Selon certains, nous aurions besoin de Noël, de cette période des fêtes pour nous prouver que nous sommes capables de bonté et de générosité alors que, durant le reste de l’année, nous vivons au milieu de loups. Homo homini lupus est. « L’homme est un loup pour l’homme » selon cet ancien adage. Nous avons besoin de nous rappeler que nous avons été enfants et de faire revivre l’enfant en nous à travers les enfants qui sont au cœur de la fête. Les fêtes de Noël, un baume sur les cœurs endurcis ou meurtris par la vie.

Il y a sans doute une grande part de vérité dans cette observation. La liturgie est, cependant, moins généreuse avec nous. Alors que nous sommes encore émus par la naissance de Jésus, généralement couché dans une belle crèche, bien propre, fleurie, avec un âne, un bœuf, qui ne sentent pas l’étable, avec de gentils petits moutons, et des bergers bien polis, ce matin, la liturgie nous jette à la figure toute la méchanceté, la cruauté et la barbarie dont l’humanité est capable. Non pour nous humilier, est-ce nécessaire? Quotidiennement, nous avons notre dose d’horreurs dans les médias. Son but est autre : s’assurer que nous sommes bien conscients du sérieux de l’engagement que Dieu prend en venant vivre parmi nous. Comme le proclame le cantique de Zacharie. « Béni soit le Seigneur, le Dieu d’Israël qui visite et rachète son peuple! » Il vient nous racheter, lui l’Emmanuel, Dieu-avec-nous, lui, Jésus, « Dieu sauve ».
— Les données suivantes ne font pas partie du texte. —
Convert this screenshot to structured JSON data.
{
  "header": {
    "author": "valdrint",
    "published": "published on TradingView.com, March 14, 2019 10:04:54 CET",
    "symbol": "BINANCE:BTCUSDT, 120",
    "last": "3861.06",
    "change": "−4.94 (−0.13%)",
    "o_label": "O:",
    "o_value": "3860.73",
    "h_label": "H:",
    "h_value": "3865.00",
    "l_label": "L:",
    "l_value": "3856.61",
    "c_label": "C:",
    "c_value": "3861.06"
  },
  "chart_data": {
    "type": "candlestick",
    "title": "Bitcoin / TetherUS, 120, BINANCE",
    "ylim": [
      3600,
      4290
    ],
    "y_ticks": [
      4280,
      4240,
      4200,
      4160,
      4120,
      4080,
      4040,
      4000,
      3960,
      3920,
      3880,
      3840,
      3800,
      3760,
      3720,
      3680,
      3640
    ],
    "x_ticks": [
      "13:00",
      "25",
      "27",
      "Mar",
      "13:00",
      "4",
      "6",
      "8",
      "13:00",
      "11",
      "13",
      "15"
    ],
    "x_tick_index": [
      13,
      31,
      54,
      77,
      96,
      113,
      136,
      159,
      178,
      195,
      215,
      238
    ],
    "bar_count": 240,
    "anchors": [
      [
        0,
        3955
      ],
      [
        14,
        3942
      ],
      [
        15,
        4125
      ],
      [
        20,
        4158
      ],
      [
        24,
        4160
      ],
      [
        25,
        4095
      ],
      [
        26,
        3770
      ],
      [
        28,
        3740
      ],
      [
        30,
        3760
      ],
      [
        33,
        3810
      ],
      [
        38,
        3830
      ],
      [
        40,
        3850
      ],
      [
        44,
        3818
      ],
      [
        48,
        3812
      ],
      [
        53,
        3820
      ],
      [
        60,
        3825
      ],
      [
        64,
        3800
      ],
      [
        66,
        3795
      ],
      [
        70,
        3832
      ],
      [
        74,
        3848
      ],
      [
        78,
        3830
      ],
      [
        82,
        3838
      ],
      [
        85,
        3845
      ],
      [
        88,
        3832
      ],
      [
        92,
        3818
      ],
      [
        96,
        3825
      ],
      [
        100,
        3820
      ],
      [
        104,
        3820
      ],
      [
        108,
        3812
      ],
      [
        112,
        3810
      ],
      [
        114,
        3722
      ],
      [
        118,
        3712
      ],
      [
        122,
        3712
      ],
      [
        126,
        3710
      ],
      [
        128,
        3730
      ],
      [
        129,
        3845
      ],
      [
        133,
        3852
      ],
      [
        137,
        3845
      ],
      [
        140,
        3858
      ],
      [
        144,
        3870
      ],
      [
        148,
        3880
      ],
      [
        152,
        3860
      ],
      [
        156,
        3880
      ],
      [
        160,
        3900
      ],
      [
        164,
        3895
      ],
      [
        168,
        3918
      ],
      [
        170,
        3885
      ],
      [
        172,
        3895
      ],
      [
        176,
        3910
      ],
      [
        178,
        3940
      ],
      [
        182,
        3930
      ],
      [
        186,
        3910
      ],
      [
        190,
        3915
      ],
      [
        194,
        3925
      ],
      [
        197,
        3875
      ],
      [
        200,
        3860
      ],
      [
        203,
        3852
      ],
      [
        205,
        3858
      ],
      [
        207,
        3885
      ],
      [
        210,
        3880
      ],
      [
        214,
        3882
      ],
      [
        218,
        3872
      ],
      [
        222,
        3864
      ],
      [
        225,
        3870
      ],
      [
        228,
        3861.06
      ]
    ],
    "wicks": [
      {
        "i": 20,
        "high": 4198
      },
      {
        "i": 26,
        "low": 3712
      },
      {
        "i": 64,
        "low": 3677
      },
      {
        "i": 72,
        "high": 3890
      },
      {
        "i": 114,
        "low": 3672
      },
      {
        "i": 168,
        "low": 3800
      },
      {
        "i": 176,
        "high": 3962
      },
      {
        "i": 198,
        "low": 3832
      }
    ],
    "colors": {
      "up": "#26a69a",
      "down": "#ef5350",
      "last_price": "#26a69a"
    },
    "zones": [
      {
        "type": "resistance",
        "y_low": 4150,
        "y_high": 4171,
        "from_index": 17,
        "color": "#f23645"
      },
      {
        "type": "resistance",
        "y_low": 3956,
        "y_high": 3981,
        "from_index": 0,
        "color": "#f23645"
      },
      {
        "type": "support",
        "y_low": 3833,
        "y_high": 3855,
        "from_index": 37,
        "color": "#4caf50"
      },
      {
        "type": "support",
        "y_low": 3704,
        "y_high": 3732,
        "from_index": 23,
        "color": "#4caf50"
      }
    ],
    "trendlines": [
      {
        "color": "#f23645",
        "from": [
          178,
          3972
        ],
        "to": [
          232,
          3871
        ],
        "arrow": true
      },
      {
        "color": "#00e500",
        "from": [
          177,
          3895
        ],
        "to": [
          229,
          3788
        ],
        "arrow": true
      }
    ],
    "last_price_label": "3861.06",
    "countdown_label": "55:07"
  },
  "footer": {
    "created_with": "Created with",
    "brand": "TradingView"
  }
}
D’ailleurs le passage de l’Évangile de Matthieu qui a été proclamé ce matin évoque les actions libératrices et salvatrices du Dieu d’Israël.

Jésus part pour l’Égypte, ce pays où Pharaon, comme Hérode, avait ordonné le meurtre de tous les petits garçons hébreux. Dieu ayant alors entendu les cris de son peuple et s’étant souvenu de son alliance avec Abraham, appela Moïse pour qu’il libère son peuple du joug des Égyptiens.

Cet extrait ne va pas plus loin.